Mit der Vergabe von Preisen würdigt der Bund Schweizer Kulturschaffende und macht auf nationaler und internationaler Ebene auf sie aufmerksam. Zusätzlich zur finanziellen Unterstützung für die Preisträgerinnen und Preisträger stellen die Schweizer Preise eine offizielle Anerkennung dar. Die Schweizer Preise sind somit Unterstützungs- und Promotionsinstrument zugleich. Es existieren zwei verschiedene Formate: Die Schweizer Preise zeichnen besonders innovative und originelle Werke aus, und die Grand Prix würdigen Karrieren von Kulturschaffenden. Sie sind im In- und Ausland ein Qualitätslabel für die ausgezeichneten Kulturschaffenden und ihre Werke. Die Auswahl der Preisträgerinnen und Preisträger erfolgt auf Empfehlung ausserparlamentarischer Kommissionen, die durch den Bundesrat ernannt werden (Kunst und Design) respektive durch das EDI ernannte eidgenössische Jurys (Theater, Literatur, Tanz, Musik). Die Jury für Die schönsten Schweizer Bücher wird durch das BAK bestimmt.

Die Schweizer Preise werden an öffentlichen Preisverleihungen in Anwesenheit der Preisträgerinnen und Preisträger vergeben, oft im Rahmen von wichtigen Veranstaltungen des betreffenden Bereichs. Die Schweizer Kunst- und Designpreise werden während der Art Basel verliehen, und die Schweizer Musikpreise werden alle zwei Jahre im Rahmen von LabelSuisse im Wechsel mit anderen Veranstaltungen vergeben. Durch diese Partnerschaften werden die Verleihungen der Schweizer Preise zu Plattformen für Treffen und Austausch.

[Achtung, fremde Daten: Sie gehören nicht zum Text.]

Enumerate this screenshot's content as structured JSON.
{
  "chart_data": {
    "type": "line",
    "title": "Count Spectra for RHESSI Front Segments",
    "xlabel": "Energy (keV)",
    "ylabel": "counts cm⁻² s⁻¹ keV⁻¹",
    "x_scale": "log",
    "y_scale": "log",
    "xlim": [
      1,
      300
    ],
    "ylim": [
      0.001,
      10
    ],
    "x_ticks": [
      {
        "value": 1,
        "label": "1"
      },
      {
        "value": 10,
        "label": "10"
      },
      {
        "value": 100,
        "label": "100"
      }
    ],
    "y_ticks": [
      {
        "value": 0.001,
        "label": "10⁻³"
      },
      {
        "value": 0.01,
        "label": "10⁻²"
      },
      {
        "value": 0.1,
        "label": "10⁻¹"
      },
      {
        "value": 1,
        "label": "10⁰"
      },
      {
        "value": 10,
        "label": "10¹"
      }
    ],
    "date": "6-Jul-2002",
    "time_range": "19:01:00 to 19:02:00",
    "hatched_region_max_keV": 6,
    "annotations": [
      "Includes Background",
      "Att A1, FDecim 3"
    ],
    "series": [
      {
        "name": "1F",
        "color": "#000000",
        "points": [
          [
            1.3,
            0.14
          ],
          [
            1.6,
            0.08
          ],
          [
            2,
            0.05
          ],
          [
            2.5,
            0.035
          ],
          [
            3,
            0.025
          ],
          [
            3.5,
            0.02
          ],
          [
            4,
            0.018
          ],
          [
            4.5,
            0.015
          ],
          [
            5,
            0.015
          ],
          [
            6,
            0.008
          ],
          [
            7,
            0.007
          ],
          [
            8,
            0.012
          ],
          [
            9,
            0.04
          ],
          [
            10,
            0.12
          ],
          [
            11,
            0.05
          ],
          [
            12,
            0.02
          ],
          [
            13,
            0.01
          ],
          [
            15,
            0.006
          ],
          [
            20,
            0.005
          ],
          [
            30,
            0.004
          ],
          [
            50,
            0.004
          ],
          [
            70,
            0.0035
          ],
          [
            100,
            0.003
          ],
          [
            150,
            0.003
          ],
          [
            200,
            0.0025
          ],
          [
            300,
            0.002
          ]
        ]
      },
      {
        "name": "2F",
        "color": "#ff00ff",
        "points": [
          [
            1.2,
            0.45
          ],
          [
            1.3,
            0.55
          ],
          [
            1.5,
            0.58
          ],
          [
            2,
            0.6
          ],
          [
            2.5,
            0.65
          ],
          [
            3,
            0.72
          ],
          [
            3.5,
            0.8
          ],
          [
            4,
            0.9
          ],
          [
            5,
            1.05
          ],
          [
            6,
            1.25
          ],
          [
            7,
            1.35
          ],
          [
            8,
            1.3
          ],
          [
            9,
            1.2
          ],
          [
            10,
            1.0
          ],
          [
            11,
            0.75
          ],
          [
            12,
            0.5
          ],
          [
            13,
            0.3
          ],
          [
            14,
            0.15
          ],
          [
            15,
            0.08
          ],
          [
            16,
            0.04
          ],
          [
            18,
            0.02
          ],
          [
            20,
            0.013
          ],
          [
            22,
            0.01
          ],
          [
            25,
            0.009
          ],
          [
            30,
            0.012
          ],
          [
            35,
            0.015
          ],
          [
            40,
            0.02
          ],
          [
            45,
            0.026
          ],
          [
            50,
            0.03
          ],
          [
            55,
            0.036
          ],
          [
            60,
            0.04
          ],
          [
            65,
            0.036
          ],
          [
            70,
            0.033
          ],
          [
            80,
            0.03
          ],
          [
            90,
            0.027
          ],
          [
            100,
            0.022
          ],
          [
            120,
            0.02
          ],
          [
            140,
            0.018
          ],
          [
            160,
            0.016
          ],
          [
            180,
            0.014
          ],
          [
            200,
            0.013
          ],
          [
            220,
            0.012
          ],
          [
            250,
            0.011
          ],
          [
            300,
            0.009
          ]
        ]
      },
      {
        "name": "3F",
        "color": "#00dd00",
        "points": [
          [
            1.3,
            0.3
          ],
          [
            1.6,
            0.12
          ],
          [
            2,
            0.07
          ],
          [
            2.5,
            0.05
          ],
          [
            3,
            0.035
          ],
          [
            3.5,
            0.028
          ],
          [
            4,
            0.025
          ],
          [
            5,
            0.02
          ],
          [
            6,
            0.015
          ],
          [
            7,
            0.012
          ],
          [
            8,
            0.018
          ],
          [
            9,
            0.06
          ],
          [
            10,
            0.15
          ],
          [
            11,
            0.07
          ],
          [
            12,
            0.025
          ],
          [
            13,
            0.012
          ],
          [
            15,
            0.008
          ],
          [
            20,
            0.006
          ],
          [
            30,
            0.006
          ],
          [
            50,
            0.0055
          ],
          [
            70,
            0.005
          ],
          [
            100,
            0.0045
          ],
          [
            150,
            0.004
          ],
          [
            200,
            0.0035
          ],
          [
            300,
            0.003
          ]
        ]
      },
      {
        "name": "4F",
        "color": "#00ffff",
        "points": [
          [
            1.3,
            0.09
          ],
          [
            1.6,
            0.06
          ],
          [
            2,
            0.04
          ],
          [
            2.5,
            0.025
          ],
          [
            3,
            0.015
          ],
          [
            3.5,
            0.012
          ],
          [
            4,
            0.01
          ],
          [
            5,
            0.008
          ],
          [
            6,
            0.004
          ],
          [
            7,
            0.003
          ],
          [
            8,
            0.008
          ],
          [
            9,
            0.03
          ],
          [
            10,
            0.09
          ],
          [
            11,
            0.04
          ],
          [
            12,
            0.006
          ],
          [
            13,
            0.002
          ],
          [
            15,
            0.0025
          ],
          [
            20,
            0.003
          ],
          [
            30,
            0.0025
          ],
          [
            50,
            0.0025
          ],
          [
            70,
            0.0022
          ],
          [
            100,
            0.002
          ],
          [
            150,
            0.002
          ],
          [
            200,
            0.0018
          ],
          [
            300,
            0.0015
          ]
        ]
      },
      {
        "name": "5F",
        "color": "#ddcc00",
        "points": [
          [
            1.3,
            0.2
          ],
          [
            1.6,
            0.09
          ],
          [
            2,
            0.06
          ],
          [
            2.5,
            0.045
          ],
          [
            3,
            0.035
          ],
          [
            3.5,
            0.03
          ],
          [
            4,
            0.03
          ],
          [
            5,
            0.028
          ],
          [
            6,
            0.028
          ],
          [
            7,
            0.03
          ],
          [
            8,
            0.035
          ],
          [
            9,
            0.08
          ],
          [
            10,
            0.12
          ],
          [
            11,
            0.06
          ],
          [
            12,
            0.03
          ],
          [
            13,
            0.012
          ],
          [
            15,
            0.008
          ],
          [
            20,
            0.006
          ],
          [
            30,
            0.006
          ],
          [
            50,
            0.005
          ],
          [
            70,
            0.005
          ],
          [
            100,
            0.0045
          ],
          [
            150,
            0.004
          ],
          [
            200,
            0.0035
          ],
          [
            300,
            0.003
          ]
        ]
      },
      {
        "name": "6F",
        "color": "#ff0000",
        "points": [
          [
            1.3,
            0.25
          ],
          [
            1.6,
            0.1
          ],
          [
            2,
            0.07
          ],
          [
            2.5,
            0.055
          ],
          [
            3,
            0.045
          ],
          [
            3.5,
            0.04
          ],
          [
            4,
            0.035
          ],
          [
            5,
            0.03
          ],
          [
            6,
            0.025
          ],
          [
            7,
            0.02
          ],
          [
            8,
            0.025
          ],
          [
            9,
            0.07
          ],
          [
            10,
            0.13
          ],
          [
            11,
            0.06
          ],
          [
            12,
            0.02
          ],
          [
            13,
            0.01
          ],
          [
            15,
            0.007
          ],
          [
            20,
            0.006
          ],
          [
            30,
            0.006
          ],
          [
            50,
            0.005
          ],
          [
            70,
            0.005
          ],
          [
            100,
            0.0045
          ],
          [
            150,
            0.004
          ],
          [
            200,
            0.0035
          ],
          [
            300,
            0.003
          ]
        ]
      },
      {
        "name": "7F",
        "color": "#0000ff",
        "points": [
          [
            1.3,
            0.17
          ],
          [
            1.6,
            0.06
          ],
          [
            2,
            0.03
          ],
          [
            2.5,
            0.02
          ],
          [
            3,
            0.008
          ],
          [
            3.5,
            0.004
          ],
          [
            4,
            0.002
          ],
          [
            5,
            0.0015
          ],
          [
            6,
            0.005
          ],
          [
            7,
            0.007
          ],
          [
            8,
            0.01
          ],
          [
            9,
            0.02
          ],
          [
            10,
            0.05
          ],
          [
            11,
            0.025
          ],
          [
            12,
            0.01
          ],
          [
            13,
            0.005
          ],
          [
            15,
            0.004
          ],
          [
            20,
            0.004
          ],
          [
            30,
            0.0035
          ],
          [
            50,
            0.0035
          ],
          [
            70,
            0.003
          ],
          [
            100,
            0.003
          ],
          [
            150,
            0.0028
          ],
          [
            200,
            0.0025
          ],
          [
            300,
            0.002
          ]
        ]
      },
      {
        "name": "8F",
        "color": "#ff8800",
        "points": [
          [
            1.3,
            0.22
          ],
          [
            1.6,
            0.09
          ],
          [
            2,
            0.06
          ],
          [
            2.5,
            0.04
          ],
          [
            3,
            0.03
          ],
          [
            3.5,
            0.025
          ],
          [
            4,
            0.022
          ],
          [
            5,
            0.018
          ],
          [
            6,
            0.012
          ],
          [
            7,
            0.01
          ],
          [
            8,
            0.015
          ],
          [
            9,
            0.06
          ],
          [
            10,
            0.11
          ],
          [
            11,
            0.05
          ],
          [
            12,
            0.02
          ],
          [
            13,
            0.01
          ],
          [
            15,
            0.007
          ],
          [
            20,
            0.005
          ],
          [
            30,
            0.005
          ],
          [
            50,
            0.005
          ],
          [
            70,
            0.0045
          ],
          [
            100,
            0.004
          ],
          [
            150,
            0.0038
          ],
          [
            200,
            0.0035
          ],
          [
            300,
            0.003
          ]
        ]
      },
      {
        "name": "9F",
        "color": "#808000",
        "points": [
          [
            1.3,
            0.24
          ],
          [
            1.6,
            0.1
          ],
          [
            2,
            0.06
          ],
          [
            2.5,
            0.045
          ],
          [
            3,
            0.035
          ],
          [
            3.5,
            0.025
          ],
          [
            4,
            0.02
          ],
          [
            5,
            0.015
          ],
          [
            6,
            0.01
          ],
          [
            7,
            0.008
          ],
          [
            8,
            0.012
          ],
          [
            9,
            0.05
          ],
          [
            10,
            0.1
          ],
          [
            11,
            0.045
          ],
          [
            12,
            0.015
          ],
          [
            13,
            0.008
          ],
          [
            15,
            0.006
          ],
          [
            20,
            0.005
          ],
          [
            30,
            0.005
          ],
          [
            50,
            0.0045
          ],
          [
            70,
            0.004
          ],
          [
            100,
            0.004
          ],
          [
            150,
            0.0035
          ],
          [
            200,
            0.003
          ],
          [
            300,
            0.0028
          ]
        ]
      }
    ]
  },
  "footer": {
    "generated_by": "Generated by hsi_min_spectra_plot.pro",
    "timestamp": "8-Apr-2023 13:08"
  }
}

Die Schweizer Preise und die dazugehörigen Promotionsmassnahmen werden laufend evaluiert und angepasst. 2014 wurden die Schweizer Literaturpreise von 9 auf 7 Preise reduziert, und ein Spezialpreis wurde gestrichen. Ebenfalls 2014 wurden die Schweizer Kunstpreise von 20 Preisen auf rund 10 reduziert und ein Schweizer Grand Prix Kunst / Prix Meret Oppenheim wurde aufgegeben. Während der Förderperiode 2016­2020 wurde die Benennung der Preise vereinheitlicht und ihre Dotierungen sowie die Kommunikation systematisiert. Für die Schweizer Kunstpreise wurde neben dem etablierten Schwerpunkt Kunst neu ein Akzent
auf die Kategorien Architektur und Kritik/Edition/Ausstellung gelegt.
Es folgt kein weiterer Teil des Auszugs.